In the latest in a lengthy series of “jokes” that insinuate he will refuse to leave office after his term ends, as documented in a CNN report, Donald Trump again mused about the possibility of serving more than two terms. This time the comment was made during a speech to a pro-Israel group in Hollywood, Florida, on Saturday.
The CNN report recorded three instances between 2018 and June of 2019 in which Trump “joked” about refusing to leave office. Only one president in United States history has served more than two complete terms. That was Franklin Delano Roosevelt, who was elected to four terms starting in 1932. Roosevelt died just three months into his fourth term, however.
Following his death, the long-standing tradition that limits presidents to no more than two, four-year terms was added to the Constitution in the form of the 22nd Amendment.
Speaking to the Israeli American Council, Trump told the audience of about 4,300 that he often hears claims in the media that he will refuse to step down after what he assumed would be a second term, in 2024.
“So now we have to start thinking about that, because it’s not a bad idea,” Trump told the crowd, as quoted by The Times of Israel .
The paper reported that the crowd responded to Trump’s comment with a chant of “12 more years!”

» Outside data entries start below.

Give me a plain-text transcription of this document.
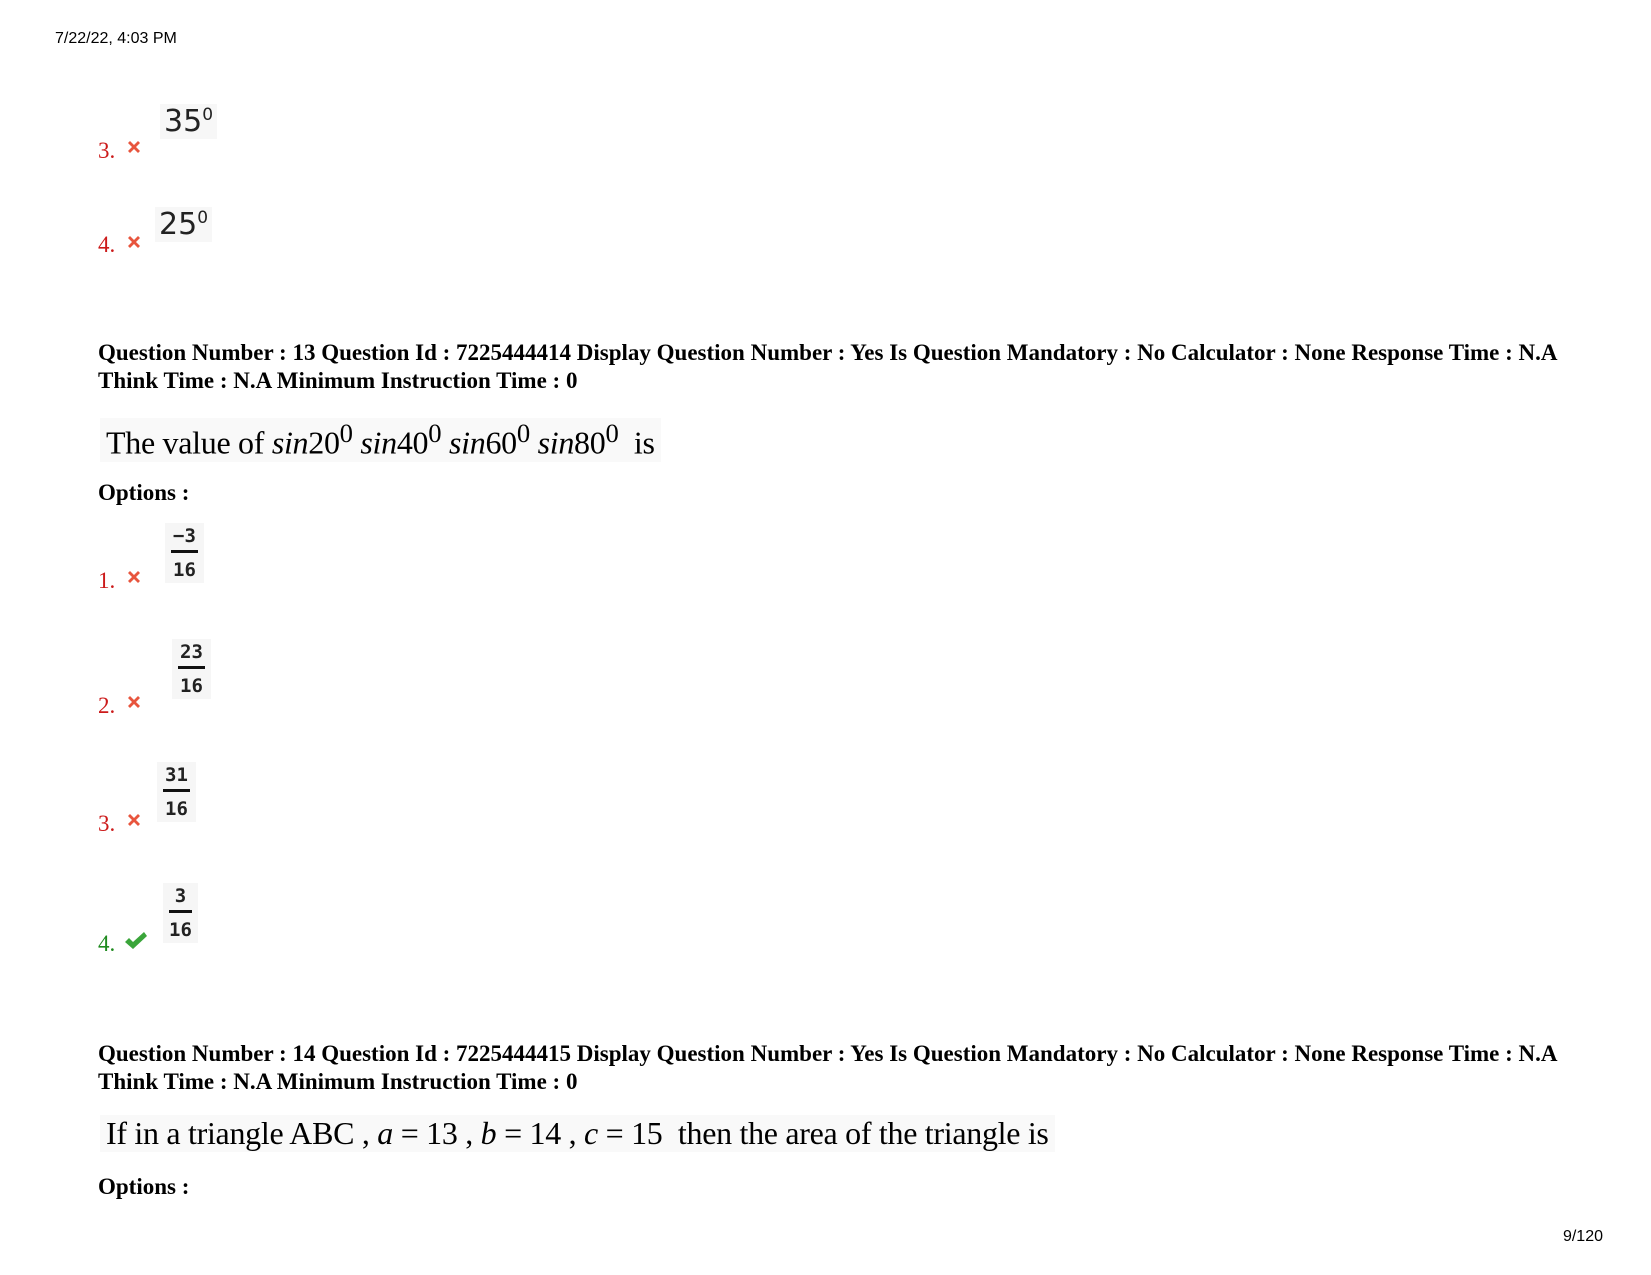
7/22/22, 4:03 PM
9/120
3.
$35^0$
4.
$25^0$
Question Number : 13 Question Id : 7225444414 Display Question Number : Yes Is Question Mandatory : No Calculator : None Response Time : N.A Think Time : N.A Minimum Instruction Time : 0
The value of $\sin 20^0$ $\sin 40^0$ $\sin 60^0$ $\sin 80^0$ is
Options :
1.	$\frac{-3}{16}$
2.
$\frac{23}{16}$
3.
$\frac{31}{16}$
4.
$\frac{3}{16}$
Question Number : 14 Question Id : 7225444415 Display Question Number : Yes Is Question Mandatory : No Calculator : None Response Time : N.A Think Time : N.A Minimum Instruction Time : 0
If in a triangle ABC , a = 13 , b = 14 , c = 15 then the area of the triangle is
Options :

Watch Trump make the comments about remaining in office in the video below, courtesy of NBC News.
Experts have warned that Trump, despite claiming that he is simply trying to annoy the media with his talk of defying the Constitution and remaining in the White House after he is legally required to step down, may be masking serious intentions in the form of humor.
Most recently, former CIA psychological profiling specialist Jerrold Post said that his analysis of Trump’s personality traits reveal a “real hazard” that Trump will simply try to cling to power beyond the end of his term.
Earlier, former National Security Council official Joshua Geltzer, currently a law professor at Georgetown University, warned in an interview that if Trump does indeed refuse to leave office — in the event that he loses the 2020 presidential election — there have been no measures taken by Congress, the military, or any other Constitutional institution that could stop Trump’s coup.
In an essay for The Atlantic , writer Peter Nicholas also warned that “Trump thinks of himself as the state,” and as a result, would view any attempt to remove him from the White House — even through the results of an election defeat — as treason against the country.
“That a president won’t step aside when the time comes has always been unthinkable,” Nicholas wrote. “Now it’s a question that’s openly debated — and will take on new urgency in the year ahead.”